Seine Frau, erschöpft und demoralisiert, kehrte mit ihrem jüngsten Sohn nach Peking zurück, aber Ai, noch keine 10 Jahre alt, entschied sich, mit seinem Vater zu gehen. Fast ein Jahrzehnt lang existierten sie in „einem quadratischen Loch, das in den Boden gegraben wurde, mit einem groben Dach aus Tamariskenzweigen und Reisstängeln, das mit mehreren Schichten Grasschlamm versiegelt war“. Sein Vater wurde beauftragt, auf einem nahe gelegenen Bauernhof Bäume zu fällen und musste nach einem langen Arbeitstag an einer öffentlichen Versammlung seiner Exilanten teilnehmen, bei der er oft als „bürgerlicher Romanschriftsteller“ ausgesondert und denunziert wurde.
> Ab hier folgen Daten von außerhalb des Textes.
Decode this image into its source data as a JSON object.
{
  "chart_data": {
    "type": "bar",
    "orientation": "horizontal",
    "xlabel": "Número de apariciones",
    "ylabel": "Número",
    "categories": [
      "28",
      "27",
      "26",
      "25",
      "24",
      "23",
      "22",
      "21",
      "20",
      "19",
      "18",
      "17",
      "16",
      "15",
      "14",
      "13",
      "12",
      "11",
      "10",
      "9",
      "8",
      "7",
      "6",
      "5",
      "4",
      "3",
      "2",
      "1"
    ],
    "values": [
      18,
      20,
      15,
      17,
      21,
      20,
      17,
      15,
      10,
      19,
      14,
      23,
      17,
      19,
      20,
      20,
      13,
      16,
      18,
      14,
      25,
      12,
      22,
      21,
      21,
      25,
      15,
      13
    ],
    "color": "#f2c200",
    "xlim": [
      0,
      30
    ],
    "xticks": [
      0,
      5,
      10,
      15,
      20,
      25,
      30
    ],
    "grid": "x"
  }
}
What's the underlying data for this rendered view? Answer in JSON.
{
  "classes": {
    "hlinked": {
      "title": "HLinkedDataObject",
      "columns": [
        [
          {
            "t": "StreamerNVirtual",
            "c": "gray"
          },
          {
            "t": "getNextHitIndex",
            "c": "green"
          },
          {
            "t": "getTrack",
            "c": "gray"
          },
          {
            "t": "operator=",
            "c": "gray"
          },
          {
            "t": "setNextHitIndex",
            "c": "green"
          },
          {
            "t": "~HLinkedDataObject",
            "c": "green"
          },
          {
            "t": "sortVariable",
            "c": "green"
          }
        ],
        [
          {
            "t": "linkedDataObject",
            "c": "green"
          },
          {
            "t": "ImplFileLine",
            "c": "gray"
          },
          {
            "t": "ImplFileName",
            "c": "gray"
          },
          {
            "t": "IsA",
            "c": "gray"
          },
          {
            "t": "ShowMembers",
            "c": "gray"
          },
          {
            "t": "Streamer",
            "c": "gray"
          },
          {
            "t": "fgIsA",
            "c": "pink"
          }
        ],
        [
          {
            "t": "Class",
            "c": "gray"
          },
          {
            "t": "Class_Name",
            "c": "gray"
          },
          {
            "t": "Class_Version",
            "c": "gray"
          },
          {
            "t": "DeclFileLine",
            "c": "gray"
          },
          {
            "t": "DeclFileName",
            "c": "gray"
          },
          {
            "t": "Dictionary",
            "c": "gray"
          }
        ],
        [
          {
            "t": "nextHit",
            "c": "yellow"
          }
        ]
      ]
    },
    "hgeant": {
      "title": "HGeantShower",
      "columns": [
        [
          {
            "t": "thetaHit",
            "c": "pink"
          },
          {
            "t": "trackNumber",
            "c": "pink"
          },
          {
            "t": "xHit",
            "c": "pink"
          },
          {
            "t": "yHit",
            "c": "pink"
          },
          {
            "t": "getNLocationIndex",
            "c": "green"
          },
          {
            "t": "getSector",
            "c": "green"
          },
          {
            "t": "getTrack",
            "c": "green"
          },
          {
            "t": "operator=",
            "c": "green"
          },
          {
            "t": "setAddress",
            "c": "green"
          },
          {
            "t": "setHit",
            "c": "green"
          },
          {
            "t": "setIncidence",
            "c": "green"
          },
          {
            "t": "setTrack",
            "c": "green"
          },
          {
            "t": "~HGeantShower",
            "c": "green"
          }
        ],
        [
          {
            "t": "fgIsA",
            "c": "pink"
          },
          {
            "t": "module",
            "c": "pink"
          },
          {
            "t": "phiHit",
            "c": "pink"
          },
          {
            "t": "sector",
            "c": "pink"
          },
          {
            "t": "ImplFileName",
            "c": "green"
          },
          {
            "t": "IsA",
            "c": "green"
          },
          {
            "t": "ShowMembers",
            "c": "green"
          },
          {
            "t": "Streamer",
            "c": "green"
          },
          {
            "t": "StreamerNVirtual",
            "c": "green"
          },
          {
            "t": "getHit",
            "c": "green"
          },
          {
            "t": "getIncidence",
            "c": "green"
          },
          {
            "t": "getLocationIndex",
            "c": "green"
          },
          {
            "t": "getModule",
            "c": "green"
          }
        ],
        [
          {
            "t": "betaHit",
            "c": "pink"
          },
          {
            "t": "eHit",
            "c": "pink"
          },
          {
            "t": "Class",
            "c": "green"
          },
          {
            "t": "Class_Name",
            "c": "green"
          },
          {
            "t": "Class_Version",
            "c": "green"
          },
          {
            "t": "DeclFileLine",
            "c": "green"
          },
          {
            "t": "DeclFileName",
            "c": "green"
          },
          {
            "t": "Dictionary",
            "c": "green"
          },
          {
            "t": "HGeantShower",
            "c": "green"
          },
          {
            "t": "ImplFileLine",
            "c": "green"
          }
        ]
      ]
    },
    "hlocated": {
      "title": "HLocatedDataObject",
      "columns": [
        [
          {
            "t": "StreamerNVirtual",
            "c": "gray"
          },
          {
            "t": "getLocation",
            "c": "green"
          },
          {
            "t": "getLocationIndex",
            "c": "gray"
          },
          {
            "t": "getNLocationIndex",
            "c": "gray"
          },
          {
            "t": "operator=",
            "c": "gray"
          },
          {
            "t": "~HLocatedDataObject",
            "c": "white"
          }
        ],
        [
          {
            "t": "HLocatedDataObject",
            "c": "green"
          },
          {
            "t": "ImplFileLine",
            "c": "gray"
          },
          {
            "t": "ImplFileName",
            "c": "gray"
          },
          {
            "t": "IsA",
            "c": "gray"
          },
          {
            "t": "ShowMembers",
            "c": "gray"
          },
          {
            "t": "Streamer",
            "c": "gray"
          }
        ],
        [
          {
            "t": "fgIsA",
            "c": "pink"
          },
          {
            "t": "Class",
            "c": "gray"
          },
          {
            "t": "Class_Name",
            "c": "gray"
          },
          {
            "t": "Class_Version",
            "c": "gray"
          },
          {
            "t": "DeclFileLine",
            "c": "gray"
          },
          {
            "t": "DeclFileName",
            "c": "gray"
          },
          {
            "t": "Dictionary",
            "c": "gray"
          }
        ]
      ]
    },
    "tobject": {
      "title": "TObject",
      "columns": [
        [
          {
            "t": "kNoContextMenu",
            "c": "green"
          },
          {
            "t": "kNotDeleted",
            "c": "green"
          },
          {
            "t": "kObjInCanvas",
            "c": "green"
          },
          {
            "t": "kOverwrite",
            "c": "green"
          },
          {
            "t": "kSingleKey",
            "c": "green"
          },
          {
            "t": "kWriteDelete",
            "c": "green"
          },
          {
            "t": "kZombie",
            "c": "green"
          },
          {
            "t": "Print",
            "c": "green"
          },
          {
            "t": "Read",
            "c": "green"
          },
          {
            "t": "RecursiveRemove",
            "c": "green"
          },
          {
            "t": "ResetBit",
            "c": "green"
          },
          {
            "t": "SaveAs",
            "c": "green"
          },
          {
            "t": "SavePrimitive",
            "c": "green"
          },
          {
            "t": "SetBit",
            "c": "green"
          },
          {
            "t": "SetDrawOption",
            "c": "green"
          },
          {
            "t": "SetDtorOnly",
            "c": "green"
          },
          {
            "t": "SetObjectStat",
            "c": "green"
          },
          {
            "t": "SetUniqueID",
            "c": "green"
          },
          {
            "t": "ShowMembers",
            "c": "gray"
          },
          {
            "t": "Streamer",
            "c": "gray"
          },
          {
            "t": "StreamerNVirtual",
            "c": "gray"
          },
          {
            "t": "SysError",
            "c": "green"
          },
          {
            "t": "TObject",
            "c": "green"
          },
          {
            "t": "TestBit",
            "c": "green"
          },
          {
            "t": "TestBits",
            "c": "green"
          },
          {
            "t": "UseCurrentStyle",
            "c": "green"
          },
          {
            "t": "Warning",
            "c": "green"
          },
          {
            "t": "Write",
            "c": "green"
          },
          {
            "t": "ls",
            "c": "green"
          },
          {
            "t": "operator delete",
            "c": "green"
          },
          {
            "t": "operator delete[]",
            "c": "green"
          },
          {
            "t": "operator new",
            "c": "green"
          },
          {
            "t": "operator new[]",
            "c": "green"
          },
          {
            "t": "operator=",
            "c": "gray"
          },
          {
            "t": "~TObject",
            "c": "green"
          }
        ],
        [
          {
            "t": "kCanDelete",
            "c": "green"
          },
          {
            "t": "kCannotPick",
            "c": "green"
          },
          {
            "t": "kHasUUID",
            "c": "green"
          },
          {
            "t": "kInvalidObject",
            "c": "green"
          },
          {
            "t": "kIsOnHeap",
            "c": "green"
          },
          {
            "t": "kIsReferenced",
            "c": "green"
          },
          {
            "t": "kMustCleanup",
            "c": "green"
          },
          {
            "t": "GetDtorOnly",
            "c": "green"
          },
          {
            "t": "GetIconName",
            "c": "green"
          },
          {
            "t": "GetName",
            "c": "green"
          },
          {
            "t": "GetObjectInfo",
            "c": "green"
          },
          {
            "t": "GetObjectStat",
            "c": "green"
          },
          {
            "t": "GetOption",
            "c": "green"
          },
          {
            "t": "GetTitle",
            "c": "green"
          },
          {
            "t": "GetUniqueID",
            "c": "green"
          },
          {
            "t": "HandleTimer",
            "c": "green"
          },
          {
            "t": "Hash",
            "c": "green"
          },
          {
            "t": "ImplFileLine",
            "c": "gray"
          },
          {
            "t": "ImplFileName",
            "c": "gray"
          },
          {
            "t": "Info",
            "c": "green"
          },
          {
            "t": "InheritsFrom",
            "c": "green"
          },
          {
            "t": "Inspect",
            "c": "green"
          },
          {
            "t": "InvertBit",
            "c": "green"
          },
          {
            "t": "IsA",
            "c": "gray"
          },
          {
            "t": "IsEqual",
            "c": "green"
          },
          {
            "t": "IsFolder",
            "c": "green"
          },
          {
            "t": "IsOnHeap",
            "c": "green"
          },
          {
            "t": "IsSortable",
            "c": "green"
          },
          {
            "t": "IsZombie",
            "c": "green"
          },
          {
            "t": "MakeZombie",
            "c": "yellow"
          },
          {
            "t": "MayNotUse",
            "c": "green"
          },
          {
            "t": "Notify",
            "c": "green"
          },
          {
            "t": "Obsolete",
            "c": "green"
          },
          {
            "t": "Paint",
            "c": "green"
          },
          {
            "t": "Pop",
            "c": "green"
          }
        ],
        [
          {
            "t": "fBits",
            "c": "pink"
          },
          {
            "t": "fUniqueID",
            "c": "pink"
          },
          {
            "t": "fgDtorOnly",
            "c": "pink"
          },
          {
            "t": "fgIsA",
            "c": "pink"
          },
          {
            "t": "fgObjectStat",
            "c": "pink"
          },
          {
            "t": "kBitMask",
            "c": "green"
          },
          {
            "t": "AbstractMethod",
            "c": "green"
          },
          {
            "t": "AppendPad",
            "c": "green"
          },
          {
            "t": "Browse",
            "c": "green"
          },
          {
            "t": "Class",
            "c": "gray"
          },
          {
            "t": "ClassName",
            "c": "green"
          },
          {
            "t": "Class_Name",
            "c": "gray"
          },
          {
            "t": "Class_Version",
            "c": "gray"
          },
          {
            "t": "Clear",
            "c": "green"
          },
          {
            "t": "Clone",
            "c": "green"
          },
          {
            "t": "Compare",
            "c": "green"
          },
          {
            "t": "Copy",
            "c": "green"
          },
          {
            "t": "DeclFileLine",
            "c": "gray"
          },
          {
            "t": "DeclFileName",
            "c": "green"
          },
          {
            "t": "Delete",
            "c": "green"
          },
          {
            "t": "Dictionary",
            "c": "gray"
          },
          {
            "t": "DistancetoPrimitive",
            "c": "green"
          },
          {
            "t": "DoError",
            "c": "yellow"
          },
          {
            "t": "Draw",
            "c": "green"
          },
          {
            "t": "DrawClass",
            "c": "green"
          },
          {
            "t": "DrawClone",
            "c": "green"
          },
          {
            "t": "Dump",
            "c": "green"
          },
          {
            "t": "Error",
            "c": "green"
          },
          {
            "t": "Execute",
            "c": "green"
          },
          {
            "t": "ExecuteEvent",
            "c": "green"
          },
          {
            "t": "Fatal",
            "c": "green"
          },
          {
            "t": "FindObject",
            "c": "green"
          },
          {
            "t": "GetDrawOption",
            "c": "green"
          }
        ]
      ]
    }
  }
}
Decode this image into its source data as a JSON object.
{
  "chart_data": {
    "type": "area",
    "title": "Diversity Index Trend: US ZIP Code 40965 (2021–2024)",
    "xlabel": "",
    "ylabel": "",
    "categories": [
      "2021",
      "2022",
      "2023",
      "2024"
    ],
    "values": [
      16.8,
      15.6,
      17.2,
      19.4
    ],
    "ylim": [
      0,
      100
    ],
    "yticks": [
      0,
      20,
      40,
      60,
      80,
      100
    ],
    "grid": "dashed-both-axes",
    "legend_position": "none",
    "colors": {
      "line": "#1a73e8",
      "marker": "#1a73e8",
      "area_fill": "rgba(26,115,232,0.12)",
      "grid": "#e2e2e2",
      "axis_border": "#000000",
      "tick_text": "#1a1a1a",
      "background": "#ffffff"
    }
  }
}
Während Ai zweifellos den Stoizismus seines Vaters geerbt hat, war der Trotz, der seinen späteren Aktivismus charakterisieren sollte, ganz sein eigener. Es hatte zunächst die Form eines Blogs, das erstmals Ende 2005 erschien. Der erste Post lautete: „Sich auszudrücken braucht einen Grund, aber sich auszudrücken ist der Grund.“ Für die chinesischen Behörden, die sich die Zeit nehmen würden, sich mit dem Internet zu befassen und es zu kontrollieren, war dies die erste von vielen Übertretungen, die zur Schließung seines Blogs im Jahr 2009 und zu seiner anschließenden Festnahme und Inhaftierung im Jahr 2011 führten selbst, der Blog schleuderte ihn „mit der Wucht einer Pistolenkugel ins Blickfeld der Öffentlichkeit“.

Sein kreatives Leben, das 1978 begann, als er sich für einen Animationskurs an der Beijing Film Academy einschrieb, hatte lange gebraucht, um Fuß zu fassen. Im selben Jahr wurde er auch einer der Gründer der meist autodidaktischen Avantgarde-Kunstgruppe Stars, die Pioniere der heutigen blühenden Kunstszene in China waren.

Ai Weiwei auf der Lower East Side von New York, 1985.

1981, während einer Phase vorläufiger Reformen durch die chinesische Regierung, war Ai eine der ersten Studentengruppen, die ein Visum für ein Studium in Amerika erhielten. Er blieb dort 12 Jahre lang und lebte hauptsächlich in New York, wo er ein Stipendium an der Parsons School of Design gewann, das er jedoch mit einer ungestümen Entscheidung verwirkte: ein kunsthistorisches Examenspapier bis auf seine Unterschrift leer lassen. Die Proteste waren in ihrer Unbestimmtheit seltsam selbstzerstörerisch. „Ich war einfach ambivalent“, schreibt er. “Ich wusste nicht, was ich mochte.”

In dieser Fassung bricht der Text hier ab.